A book always has an obvious indicator of how far along you are in the story. With a physical book, you can see the remaining pages, while e-book readers display a difficult-to-avoid indicator like “232 pages (67%) remaining.”

The Issue:

The problem here is that the number of remaining pages conveys a lot of information. For example, imagine a 300-page mystery novel where the detective has assembled the suspects into the parlor of a manor house:

If this action occurs on page 100, then the reader knows that this is obviously not the ending, so the murderer will not be confronted/ revealed.

But if this same action occurs on page 270, the reader knows that the case is nearly concluded, the murderer is about to be revealed, and that all the clues have been gathered.

Yet it’s the same situation either way! It might be nice to read a book without knowing this meta-information.


Let’s take a cue from the Choose Your Own Adventure books, which would often have a few introductory pages and then say “Turn to page 80” (even though that “page 80” text could would have been equally suitable for page 4).

We can simply shuffle some of the chapters around: the first chapter will still start on page 1, but at the end of each chapter, the reader is instructed to turn to a somewhat arbitrary page number to find the start of the next chapter. (Importantly, the chapters are un-numbered.)

For example, at the end of chapter 1, the bottom of the page could say “for the next chapter, turn to page 80.” Pages 80 to 110 would be that “next” chapter (chapter 2). At the end of page 110, the bottom of the page would say “for the next chapter, turn to page 50,” and so on. Figure 1 illustrates how this mixing-up of chapters would work.

Fig. 1: This is basically just a normal book, except the chapters have been reshuffled and chapter numbers have been removed.

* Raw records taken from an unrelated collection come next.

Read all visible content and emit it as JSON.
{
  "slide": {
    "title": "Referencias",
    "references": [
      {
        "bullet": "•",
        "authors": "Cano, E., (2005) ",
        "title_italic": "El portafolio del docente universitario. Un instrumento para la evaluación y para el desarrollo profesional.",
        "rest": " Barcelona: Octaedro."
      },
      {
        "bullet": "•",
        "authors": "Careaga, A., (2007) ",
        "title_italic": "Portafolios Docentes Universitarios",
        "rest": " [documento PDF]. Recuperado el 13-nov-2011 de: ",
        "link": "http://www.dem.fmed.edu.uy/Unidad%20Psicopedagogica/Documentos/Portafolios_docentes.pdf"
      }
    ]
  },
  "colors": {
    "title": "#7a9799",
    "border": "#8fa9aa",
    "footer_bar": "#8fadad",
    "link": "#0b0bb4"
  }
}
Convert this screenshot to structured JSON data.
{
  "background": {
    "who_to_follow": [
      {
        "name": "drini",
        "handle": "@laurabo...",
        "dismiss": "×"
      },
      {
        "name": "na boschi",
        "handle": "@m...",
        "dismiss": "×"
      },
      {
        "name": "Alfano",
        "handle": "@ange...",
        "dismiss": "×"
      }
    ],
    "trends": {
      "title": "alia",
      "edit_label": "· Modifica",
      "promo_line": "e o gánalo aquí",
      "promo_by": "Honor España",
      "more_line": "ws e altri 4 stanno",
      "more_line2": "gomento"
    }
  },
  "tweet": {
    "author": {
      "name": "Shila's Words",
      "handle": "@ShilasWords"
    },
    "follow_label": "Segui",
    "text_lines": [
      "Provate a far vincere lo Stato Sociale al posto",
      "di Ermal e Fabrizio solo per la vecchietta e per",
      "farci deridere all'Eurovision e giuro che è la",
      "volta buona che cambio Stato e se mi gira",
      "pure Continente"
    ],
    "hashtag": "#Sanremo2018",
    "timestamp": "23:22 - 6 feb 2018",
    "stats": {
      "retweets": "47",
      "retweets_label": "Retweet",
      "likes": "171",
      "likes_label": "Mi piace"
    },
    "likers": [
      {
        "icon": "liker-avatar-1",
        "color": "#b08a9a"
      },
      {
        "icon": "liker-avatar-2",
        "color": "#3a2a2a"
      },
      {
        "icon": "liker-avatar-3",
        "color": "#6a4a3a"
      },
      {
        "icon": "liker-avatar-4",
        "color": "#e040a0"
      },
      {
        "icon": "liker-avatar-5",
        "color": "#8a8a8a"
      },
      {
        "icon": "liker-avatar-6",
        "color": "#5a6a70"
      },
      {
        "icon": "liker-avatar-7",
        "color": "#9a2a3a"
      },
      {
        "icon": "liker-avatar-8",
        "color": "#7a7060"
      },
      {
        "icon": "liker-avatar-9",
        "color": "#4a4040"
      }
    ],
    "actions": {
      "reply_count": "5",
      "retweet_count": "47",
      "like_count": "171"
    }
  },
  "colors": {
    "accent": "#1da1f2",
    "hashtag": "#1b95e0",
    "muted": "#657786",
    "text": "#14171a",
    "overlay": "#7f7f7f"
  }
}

A reader could still keep track of how many pages (or chapters) they had read, but most readers will probably just be surprised when they come across the last page.


There is an additional benefit to this system: if a “sophisticated” reader wants a more “avant-garde” style of novel, they can just read the novel straight through in page order. This would provide a sort of interesting—and possibly very confusing—non-linear narrative that jumps around in time. (The same effect can be obtained with an audiobook by setting the track selector to “randomly shuffle.”)

PROS: Costs nothing to implement!

CONS: It might actually not be a huge deal for people to know how close they are to the end of a novel. Usually you can tell when a story is wrapping up, anyway. But not always!